Сара уже жила в коттедже, когда Кристофер поселился здесь. Он не знал, что второй жилец — женщина. Он почему-то решил, что им окажется еще какой-нибудь военный с базы. Сара мало с ним разговаривала. Он подумал, что это из-за формы, и поэтому стал всегда снимать ее, едва войдя в дом. Иногда она оставляла в комнатах листовки Гринэм-коммон [2]. Он хотел дать ей понять, что не такой: отпускал циничные комментарии по поводу миссис Тэтчер, оставлял тщательно отобранные альбомы там, где она их сможет увидеть. Он хотел понравиться Саре, узнать о ней больше.
Она, похоже, не работала. Насколько он мог судить по переполненным тарелкам и блюдцам, использовавшимся в качестве пепельниц, соседка занималась тем, что ходила по всему дому и курила. Знал он и о ее ежедневных прогулках к заливу вдоль края скал — там Сара плавала.
А каждую ночь приходил мужчина, которого Кристофер никогда не видел, и она отводила его наверх, в свою комнату.

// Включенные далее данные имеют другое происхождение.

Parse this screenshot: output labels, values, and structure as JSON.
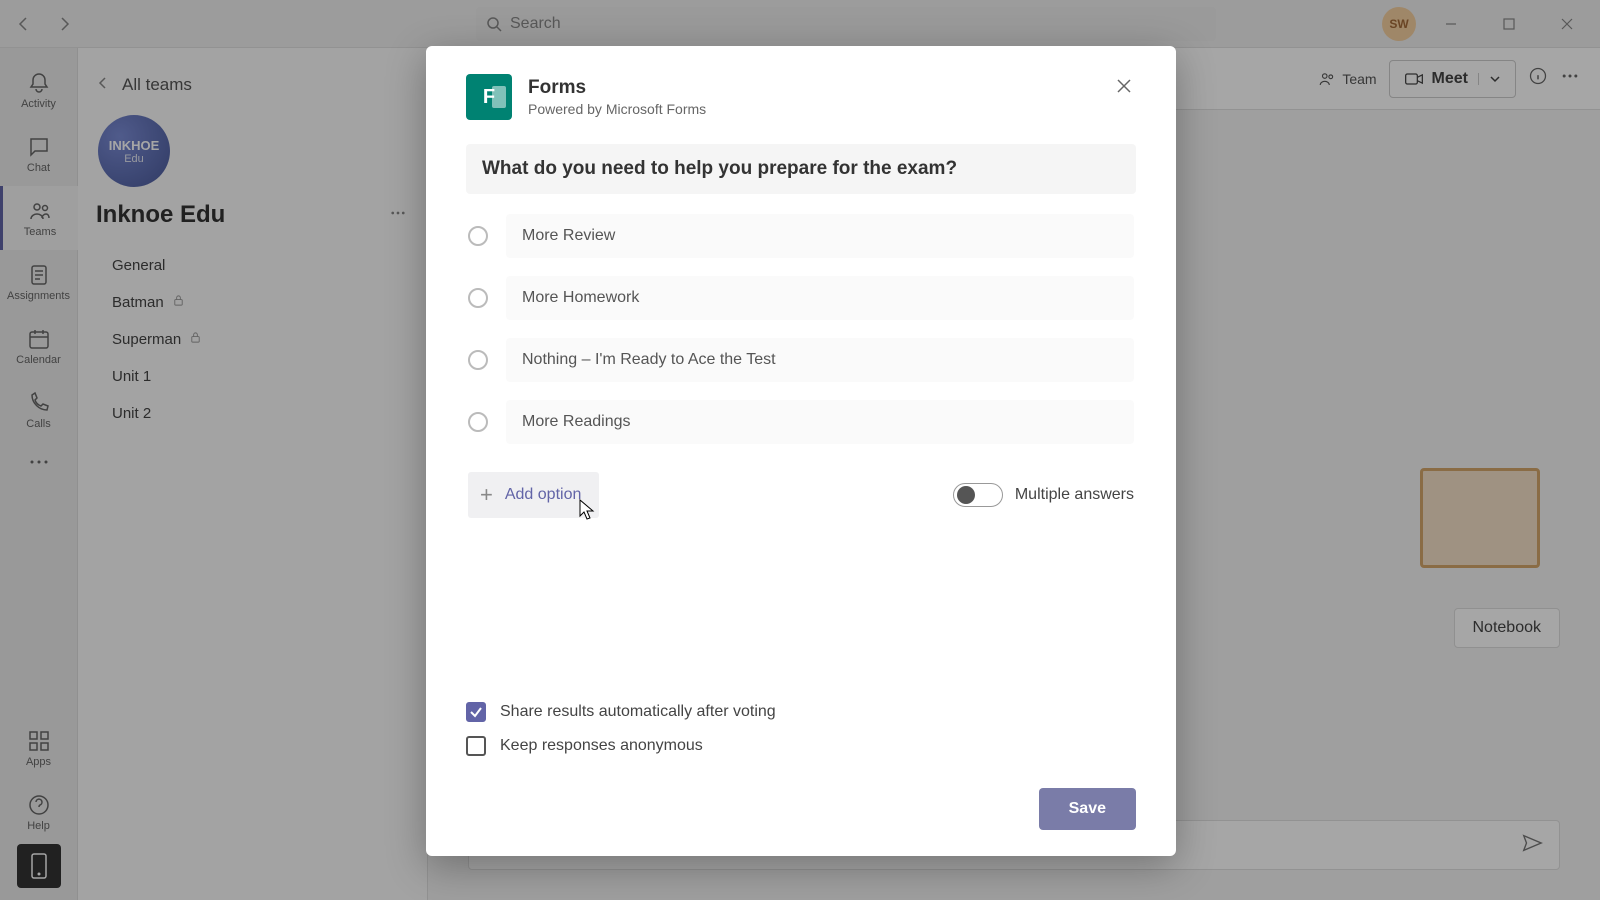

Порой ему казалось, что этот мужчина находится там и днем.
Этой ночью Кристофер лежал в постели, пытался читать, но думал о советских подводных лодках, пробирающихся вперед под тяжелым грузом темной северной воды. О субмаринах, несущих смерть. Он слышал, как Сара спустилась по лестнице и открыла дверь. Слышал, как они вошли в ее комнату. И опять — эти звуки.
* * *
Следующие несколько дней Кристофер провел на базе, слушая. Наблюдая за волнистыми линиями на рулонах бумаги. Начались длинные смены.

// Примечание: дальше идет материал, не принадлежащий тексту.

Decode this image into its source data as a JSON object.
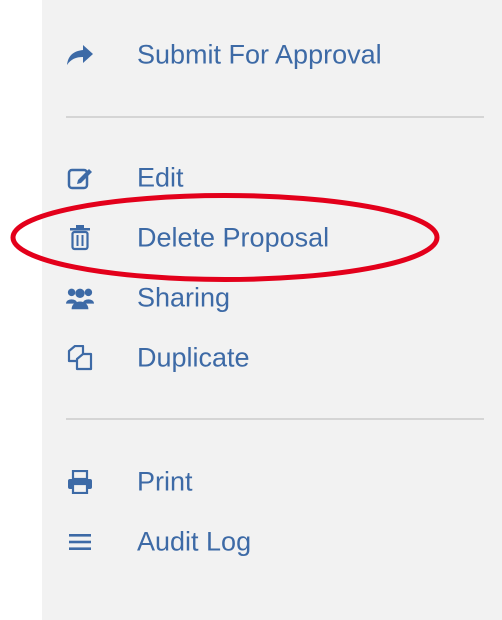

Появление первых следов отмечали как праздник: американский конвой — авианосец и два крейсера — направлялся на северо-восток, между Исландией и Фарерскими островами. Они пересекли границу контролируемой территории. А далеко в Норвежском море, к северу от них, на встречный курс легли три советские субмарины.
Первые восторги, вызванные этим открытием, вскоре испарились, сменились нервозностью, нараставшей по мере того, как аналитики следили за развитием событий.
Советская субмарина класса «Дельта-1», длиной 139 метров, с двумя атомными реакторами, может работать на глубинах до 400 метров и несет двенадцать термоядерных баллистических ракет «Скат». Ее гидрофонную сигнатуру, напоминающую ритмичный рокот, не спутать ни с чем. Так звучит приближение конца света.
Конвой США и советские подводные лодки с каждым часом сходились все ближе и ближе.
— Рейган пугает русских, — сказал кто-то. — Те думают, что он религиозный фанатик. Они думают, он хочет открыть Седьмую печать.
— С чего ты взял? — спросил Стоун, как всегда опрятный и внимательный.
— У меня друзья в Москве учатся. Они рассказывали.
— Ты сообщал об этих контактах?
— Не выступай, Стоун.
— Заткнитесь! — крикнул Кристофер. — Тихо! Дайте послушать! Там что-то еще…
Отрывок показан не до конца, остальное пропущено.